On Wednesday, Harris County Judge Glenn Devlin released nearly all of the juvenile defendants he presided over the day after losing his election to Democrat Natalia Oakes.
Devlin released approx. 10-12 defendants after asking them only a single question, according to public defender Steve Halpert. Many were accused of violent crimes.
“‘If I release you, will you go out and murder anybody?’ And so, if the juvenile said ‘No,’ they were released,” said Halpert, whose client was released by Devlin. “Judge Devlin would never normally ask that question of a juvenile. This was unusual.”
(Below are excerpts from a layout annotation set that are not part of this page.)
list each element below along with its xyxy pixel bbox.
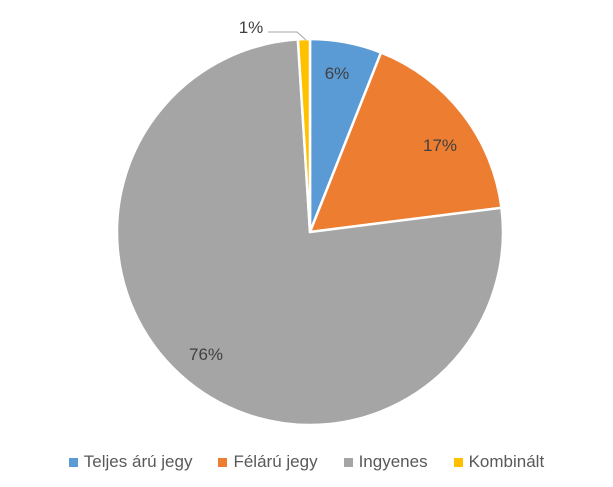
legend-label-ingyenes: Ingyenes — [358, 452, 428, 471]
slice-ingyenes — [115, 38, 505, 427]
slice-kombinalt — [296, 37, 312, 233]
legend-label-kombinalt: Kombinált — [468, 452, 545, 471]
legend-item-felaru: Félárú jegy — [218, 452, 318, 472]
legend-label-teljes-aru: Teljes árú jegy — [83, 452, 193, 471]
legend-swatch-felaru — [218, 457, 228, 467]
data-label-felaru: 17% — [423, 136, 457, 155]
data-label-ingyenes: 76% — [189, 345, 223, 364]
data-label-teljes-aru: 6% — [325, 64, 350, 83]
data-label-kombinalt: 1% — [239, 18, 264, 37]
legend-swatch-ingyenes — [343, 457, 353, 467]
legend-item-ingyenes: Ingyenes — [343, 452, 428, 472]
legend-swatch-kombinalt — [453, 457, 463, 467]
legend-item-kombinalt: Kombinált — [453, 452, 545, 472]
legend-label-felaru: Félárú jegy — [233, 452, 318, 471]
pie-slices — [115, 37, 505, 427]
legend-swatch-teljes-aru — [68, 457, 78, 467]
legend: Teljes árú jegy Félárú jegy Ingyenes Kom… — [0, 452, 613, 472]
legend-item-teljes-aru: Teljes árú jegy — [68, 452, 193, 472]
slice-felaru — [308, 50, 503, 234]
kombinalt-leader-line — [268, 31, 307, 41]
Devlin’s reputation as a judge was of being “tough on crime.” A week before Election Day, the Houston Chronicle found during an investigation that Devlin and his two fellow family judges presided over nearly all juvenile cases in Harris County, or one-fifth of the state’s juvenile population. The report found that 96% of the children sent to detention were minorities.
Republican campaigns in Harris County focused intently on labeling Democratic opponents as too lenient on violent criminals. Devlin was one of 59 Republican jurists in the county who were voted out during the midterm elections on Tuesday.
“I just think this was a post-election weird blip,” Halpert said. “He made a comment, ‘This is obviously what the voters wanted’ and I think there’s an implication by electing all Democratic judges, there’s this belief that Democratic judges are going to be soft on crime.”
Under state law, imprisoned juveniles whose cases are pending must have a hearing every 10 business days for a judge to dictate whether they should remain in detention.
Devlin reset all of today’s released defendants’ cases for Jan. 4, the same day Oakes officially replaces him.
The ACLU is demanding an investigation into Devlin’s behavior.
“We call on the Texas Commission on Judicial Conduct to investigate Judge Devlin for violating the canons of judicial conduct. It is improper for a judge to make orders motivated by partisan interests or in spite as a result of his political loss,” said Sharon Watkins Jones, director of political strategies for the ACLU of Texas.
“I would not have expected that from a professional,” said Natalia Oakes, the Democrat who will replace Devlin.